En 1831-1832, il fut choisi pour prêcher devant toute l'université. En 1832, ses différences de position avec Hawkins quant à la « nature essentiellement religieuse » du tutorat devenant particulièrement aiguës, il démissionna de son poste de tuteur à Oriel College. En décembre, il partit en compagnie de Froude, afin de rétablir la santé de ce dernier, pour un voyage en Europe méridionale. A bord du navire à vapeur « Hermès », les deux hommes visitèrent Gibraltar, Malte, les îles Ioniennes, puis la Sicile, Naples et Rome, où Newman fit la connaissance de Nicholas Wiseman. Dans une lettre, il décrivit alors Rome comme « l'endroit le plus merveilleux sur terre », mais la religion catholique romaine comme « polythéiste, décadente et idolâtre. » Pendant ce voyage, il écrivit la plupart des courts poèmes qui plus tard furent publiés sous le titre de Lyra Apostolica. Depuis Rome, Newman retourna seul en Sicile, où il tomba gravement malade à Leonforte. Une fois guéri, il fut convaincu d'avoir une mission à accomplir en Angleterre. En juin 1833, il quitta Palerme pour Marseille. Là, il écrivit le poème « Lead, kindly Light », qui plus tard devint une hymne.
Les Tracts for the Times
Il revint à Oxford le 9 juillet 1833. Le 14 juillet, John Keble prononçait à Saint-Mary son sermon sur l'« Apostasie nationale », que Newman considéra par la suite comme le point de départ du Mouvement d'Oxford. Selon Richard William Church, à propos du Mouvement d'Oxford, ce fut « Keble qui inspira, Froude qui donna l'impulsion et Newman qui poursuivit l'œuvre » ; mais, de fait, la naissance du Mouvement peut aussi être attribuée à H.J. Rose, rédacteur en chef au British Magazine, qu'on a désigné comme étant le « fondateur, originaire de Cambridge, du Mouvement d'Oxford ». Les 25 et 26 juillet, au presbytère d'Hadleigh (Suffolk) se tint une réunion d’ecclésiastiques (sans Newman) de la Haute Église (High Church) anglicane, où on résolut de soutenir la doctrine de la succession apostolique de l'Église anglicane, ainsi que l'utilisation du Book of Common Prayer dans son intégralité.

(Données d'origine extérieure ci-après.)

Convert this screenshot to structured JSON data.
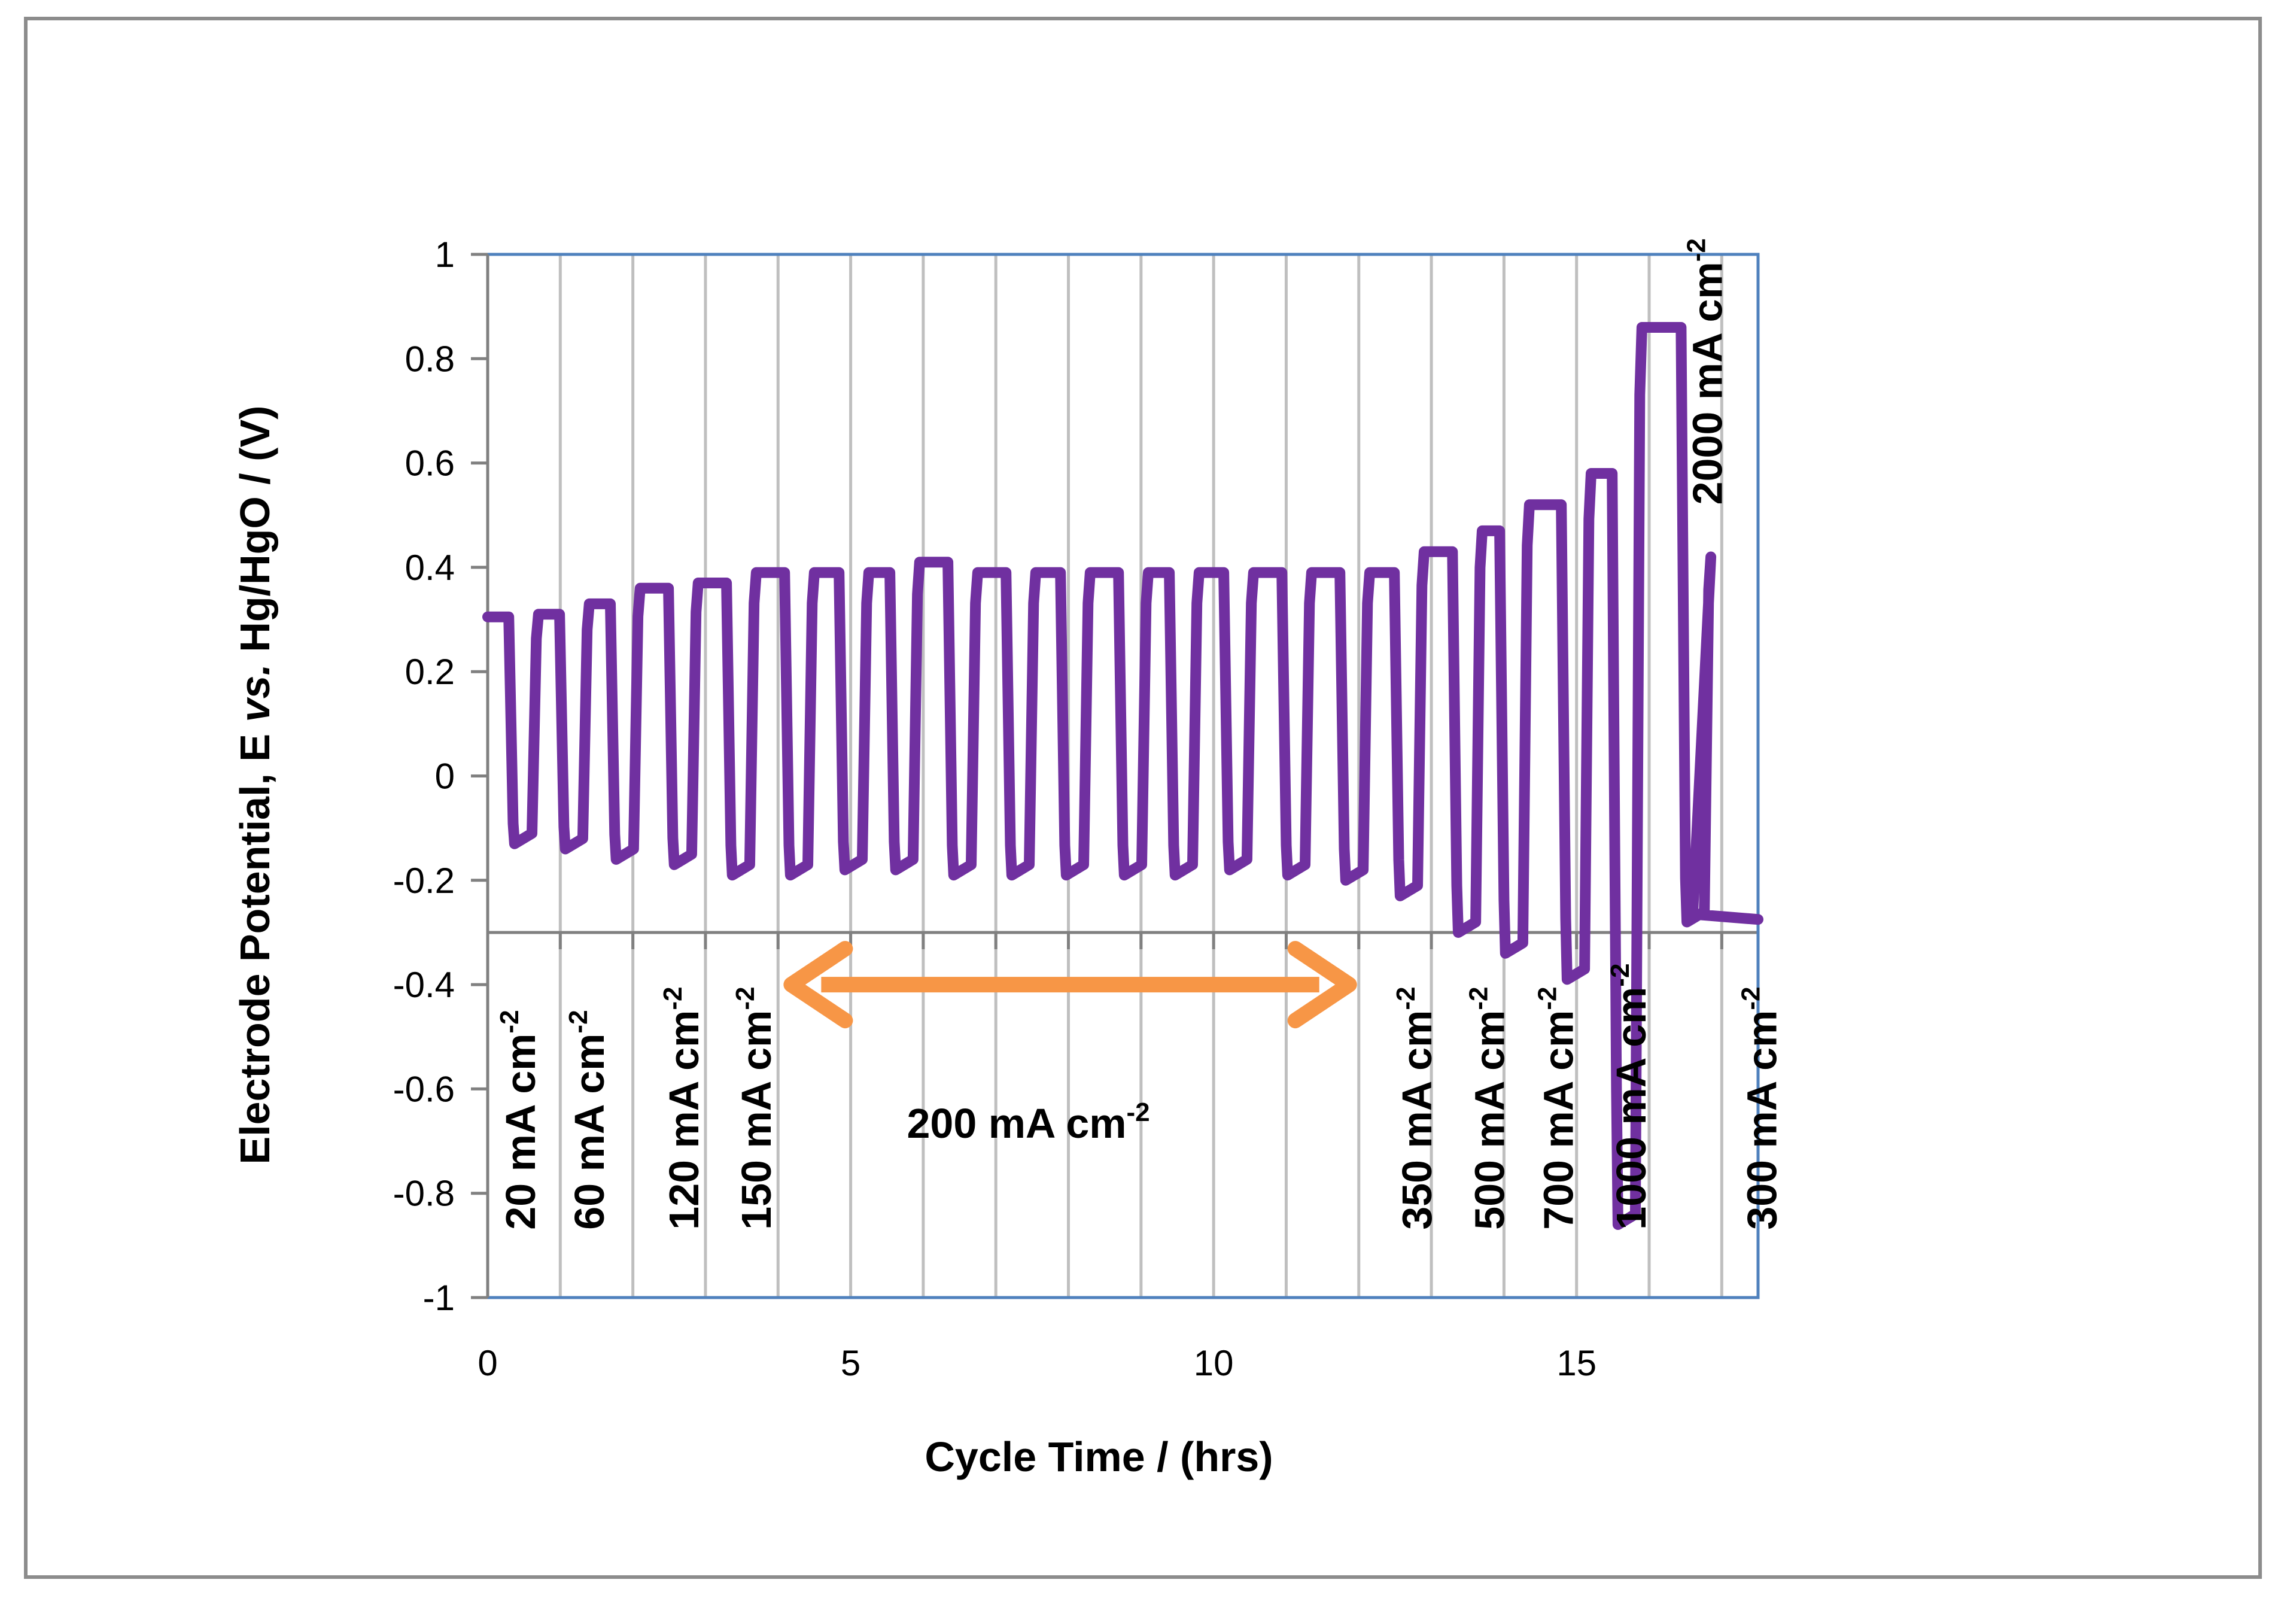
{
  "chart_data": {
    "type": "line",
    "title": "",
    "xlabel": "Cycle Time / (hrs)",
    "ylabel": "Electrode  Potential, E vs. Hg/HgO / (V)",
    "xlim": [
      0,
      17.5
    ],
    "ylim": [
      -1,
      1
    ],
    "xticks": [
      "0",
      "5",
      "10",
      "15"
    ],
    "yticks": [
      "1",
      "0.8",
      "0.6",
      "0.4",
      "0.2",
      "0",
      "-0.2",
      "-0.4",
      "-0.6",
      "-0.8",
      "-1"
    ],
    "grid_x": true,
    "grid_y": false,
    "line_color": "#7030a0",
    "arrow_color": "#f79646",
    "axis_box_color": "#4f81bd",
    "series": [
      {
        "name": "Electrode potential",
        "cycles": [
          {
            "t": 0.35,
            "ox": 0.31,
            "red": -0.13
          },
          {
            "t": 1.05,
            "ox": 0.33,
            "red": -0.14
          },
          {
            "t": 1.75,
            "ox": 0.36,
            "red": -0.16
          },
          {
            "t": 2.55,
            "ox": 0.37,
            "red": -0.17
          },
          {
            "t": 3.35,
            "ox": 0.39,
            "red": -0.19
          },
          {
            "t": 4.15,
            "ox": 0.39,
            "red": -0.19
          },
          {
            "t": 4.9,
            "ox": 0.39,
            "red": -0.18
          },
          {
            "t": 5.6,
            "ox": 0.41,
            "red": -0.18
          },
          {
            "t": 6.4,
            "ox": 0.39,
            "red": -0.19
          },
          {
            "t": 7.2,
            "ox": 0.39,
            "red": -0.19
          },
          {
            "t": 7.95,
            "ox": 0.39,
            "red": -0.19
          },
          {
            "t": 8.75,
            "ox": 0.39,
            "red": -0.19
          },
          {
            "t": 9.45,
            "ox": 0.39,
            "red": -0.19
          },
          {
            "t": 10.2,
            "ox": 0.39,
            "red": -0.18
          },
          {
            "t": 11.0,
            "ox": 0.39,
            "red": -0.19
          },
          {
            "t": 11.8,
            "ox": 0.39,
            "red": -0.2
          },
          {
            "t": 12.55,
            "ox": 0.43,
            "red": -0.23
          },
          {
            "t": 13.35,
            "ox": 0.47,
            "red": -0.3
          },
          {
            "t": 14.0,
            "ox": 0.52,
            "red": -0.34
          },
          {
            "t": 14.85,
            "ox": 0.58,
            "red": -0.39
          },
          {
            "t": 15.55,
            "ox": 0.86,
            "red": -0.86
          },
          {
            "t": 16.5,
            "ox": 0.42,
            "red": -0.28
          }
        ],
        "start": {
          "t": 0.0,
          "y": 0.305
        },
        "end": {
          "t": 17.5,
          "y": -0.275
        }
      }
    ],
    "annotations": [
      {
        "label": "20 mA cm",
        "sup": "-2",
        "t": 0.65,
        "y": -0.87
      },
      {
        "label": "60 mA cm",
        "sup": "-2",
        "t": 1.6,
        "y": -0.87
      },
      {
        "label": "120 mA cm",
        "sup": "-2",
        "t": 2.9,
        "y": -0.87
      },
      {
        "label": "150 mA cm",
        "sup": "-2",
        "t": 3.9,
        "y": -0.87
      },
      {
        "label": "350 mA cm",
        "sup": "-2",
        "t": 13.0,
        "y": -0.87
      },
      {
        "label": "500 mA cm",
        "sup": "-2",
        "t": 14.0,
        "y": -0.87
      },
      {
        "label": "700 mA cm",
        "sup": "-2",
        "t": 14.95,
        "y": -0.87
      },
      {
        "label": "1000 mA cm",
        "sup": "-2",
        "t": 15.95,
        "y": -0.87
      },
      {
        "label": "300 mA cm",
        "sup": "-2",
        "t": 17.75,
        "y": -0.87
      },
      {
        "label": "2000 mA cm",
        "sup": "-2",
        "t": 17.0,
        "y": 0.52
      }
    ],
    "arrow": {
      "label": "200 mA cm",
      "sup": "-2",
      "x_from": 4.1,
      "x_to": 11.95,
      "y": -0.4,
      "label_y": -0.665
    },
    "reference_line_y": -0.3
  }
}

Quelques semaines plus tard, Newman commença à rédiger, de sa propre initiative, les Tracts for the Times, qui donnèrent ensuite au Mouvement d'Oxford le nom de « mouvement tractarien », ou « tractarianisme ». Le but de l'entreprise était d’assurer une base doctrinale et disciplinaire solide pour l'Église d'Angleterre, dans la perspective de la fin de son « établissement » officiel par la monarchie britannique, ou d'une éventuelle décision des ecclésiastiques de la Haute Église de quitter l'institution établie. Ceci semblait possible, étant donnée l'attitude du gouvernement britannique vis-à-vis de l'Église-sœur, établie en Irlande (Église d'Irlande). Les tracts étaient complétés par les sermons que prononçait Newman à Saint-Mary le samedi après-midi, qui exercèrent, pendant huit années, une influence croissante, notamment sur les jeunes universitaires. En 1835, Edward Bouverie Pusey rejoignit le Mouvement d'Oxford qui, pour cette raison, fut aussi plus tard appelé « puseyisme ».

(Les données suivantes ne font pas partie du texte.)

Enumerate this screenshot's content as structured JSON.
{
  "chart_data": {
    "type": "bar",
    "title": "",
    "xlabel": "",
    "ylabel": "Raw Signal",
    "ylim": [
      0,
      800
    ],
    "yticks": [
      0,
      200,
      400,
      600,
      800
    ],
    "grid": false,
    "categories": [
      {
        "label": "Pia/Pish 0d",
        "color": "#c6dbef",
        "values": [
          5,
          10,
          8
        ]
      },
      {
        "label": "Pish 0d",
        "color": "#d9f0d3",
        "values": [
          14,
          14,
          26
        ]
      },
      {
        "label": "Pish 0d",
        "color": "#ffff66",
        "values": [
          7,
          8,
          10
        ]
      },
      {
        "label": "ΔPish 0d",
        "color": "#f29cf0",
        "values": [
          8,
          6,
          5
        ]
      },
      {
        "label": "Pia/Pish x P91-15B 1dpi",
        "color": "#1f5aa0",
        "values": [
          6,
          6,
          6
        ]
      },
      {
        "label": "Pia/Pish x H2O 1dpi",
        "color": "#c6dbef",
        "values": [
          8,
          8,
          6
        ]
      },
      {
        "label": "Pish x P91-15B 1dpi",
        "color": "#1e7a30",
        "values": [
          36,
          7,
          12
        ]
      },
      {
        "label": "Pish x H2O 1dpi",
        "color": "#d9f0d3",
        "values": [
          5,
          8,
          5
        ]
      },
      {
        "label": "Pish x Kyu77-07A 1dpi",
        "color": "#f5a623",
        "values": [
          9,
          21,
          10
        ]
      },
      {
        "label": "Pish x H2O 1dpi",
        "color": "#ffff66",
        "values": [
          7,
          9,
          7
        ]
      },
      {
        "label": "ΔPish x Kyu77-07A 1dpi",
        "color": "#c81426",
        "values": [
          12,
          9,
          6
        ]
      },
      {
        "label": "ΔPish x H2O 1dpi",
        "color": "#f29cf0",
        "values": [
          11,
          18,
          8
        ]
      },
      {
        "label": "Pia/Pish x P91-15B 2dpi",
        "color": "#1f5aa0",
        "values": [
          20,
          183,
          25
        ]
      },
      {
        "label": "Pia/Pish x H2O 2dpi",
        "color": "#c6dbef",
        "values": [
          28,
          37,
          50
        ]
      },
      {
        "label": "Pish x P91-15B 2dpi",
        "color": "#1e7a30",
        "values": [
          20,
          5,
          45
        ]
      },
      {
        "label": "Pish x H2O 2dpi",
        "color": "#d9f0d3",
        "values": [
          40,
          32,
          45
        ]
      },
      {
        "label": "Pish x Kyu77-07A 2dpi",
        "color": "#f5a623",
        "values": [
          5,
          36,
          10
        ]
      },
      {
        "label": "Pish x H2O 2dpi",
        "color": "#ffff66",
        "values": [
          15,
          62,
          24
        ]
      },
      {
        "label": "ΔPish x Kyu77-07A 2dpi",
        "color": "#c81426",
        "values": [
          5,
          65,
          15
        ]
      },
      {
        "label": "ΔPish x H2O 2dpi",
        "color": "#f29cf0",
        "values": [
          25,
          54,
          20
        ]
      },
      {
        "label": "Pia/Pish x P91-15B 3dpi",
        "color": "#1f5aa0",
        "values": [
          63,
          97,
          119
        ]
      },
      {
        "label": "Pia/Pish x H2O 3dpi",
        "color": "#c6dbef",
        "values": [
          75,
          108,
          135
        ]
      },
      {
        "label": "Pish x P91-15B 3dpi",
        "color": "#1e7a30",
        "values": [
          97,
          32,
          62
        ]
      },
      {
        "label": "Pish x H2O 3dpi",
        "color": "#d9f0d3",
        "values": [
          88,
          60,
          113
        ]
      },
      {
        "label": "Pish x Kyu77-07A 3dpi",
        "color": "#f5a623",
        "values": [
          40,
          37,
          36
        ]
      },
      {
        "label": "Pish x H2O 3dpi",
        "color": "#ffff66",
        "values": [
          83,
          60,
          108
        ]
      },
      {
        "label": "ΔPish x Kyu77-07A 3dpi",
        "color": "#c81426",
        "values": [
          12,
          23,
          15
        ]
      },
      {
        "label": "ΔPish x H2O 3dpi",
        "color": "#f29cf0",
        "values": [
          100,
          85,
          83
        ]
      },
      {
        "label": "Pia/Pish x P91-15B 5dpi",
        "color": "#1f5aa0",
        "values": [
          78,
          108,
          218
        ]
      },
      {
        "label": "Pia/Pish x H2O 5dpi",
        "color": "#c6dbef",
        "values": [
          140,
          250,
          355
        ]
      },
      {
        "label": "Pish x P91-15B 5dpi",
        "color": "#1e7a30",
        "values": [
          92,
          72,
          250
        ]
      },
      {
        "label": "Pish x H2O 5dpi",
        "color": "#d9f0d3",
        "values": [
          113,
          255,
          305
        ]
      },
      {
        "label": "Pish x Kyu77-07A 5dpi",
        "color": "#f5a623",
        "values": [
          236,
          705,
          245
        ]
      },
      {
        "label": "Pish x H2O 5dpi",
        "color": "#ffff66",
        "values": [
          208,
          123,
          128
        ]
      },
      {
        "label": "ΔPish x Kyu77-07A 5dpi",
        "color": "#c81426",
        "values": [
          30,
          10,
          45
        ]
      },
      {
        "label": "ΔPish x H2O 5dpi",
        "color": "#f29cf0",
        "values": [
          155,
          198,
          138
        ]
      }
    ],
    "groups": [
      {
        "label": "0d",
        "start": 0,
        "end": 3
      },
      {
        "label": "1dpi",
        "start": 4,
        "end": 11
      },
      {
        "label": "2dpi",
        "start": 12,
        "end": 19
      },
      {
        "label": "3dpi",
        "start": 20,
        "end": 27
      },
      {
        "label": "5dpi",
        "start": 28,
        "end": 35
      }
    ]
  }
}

En 1836, les membres du Mouvement renforcèrent leur cohésion interne en s'opposant unanimement à la nomination de Hampden comme professeur régent de théologie. En effet, on soupçonna d'hérésie ses Bampton Lectures, pour la préparation desquelles il avait été assisté par Blanco White. Ces suspicions furent renforcées par la publication d'un pamphlet diffusé par Newman, sous le titre de Elucidations of Dr Hampden's Theological Statements.
A cette date, Newman devint rédacteur en chef à la British Critic, et donna une série de conférences dans une chapelle de Saint-Mary, où il défendait la théorie de l'anglicanisme comme une « via media », à mi-chemin entre le catholicisme et le protestantisme populaire.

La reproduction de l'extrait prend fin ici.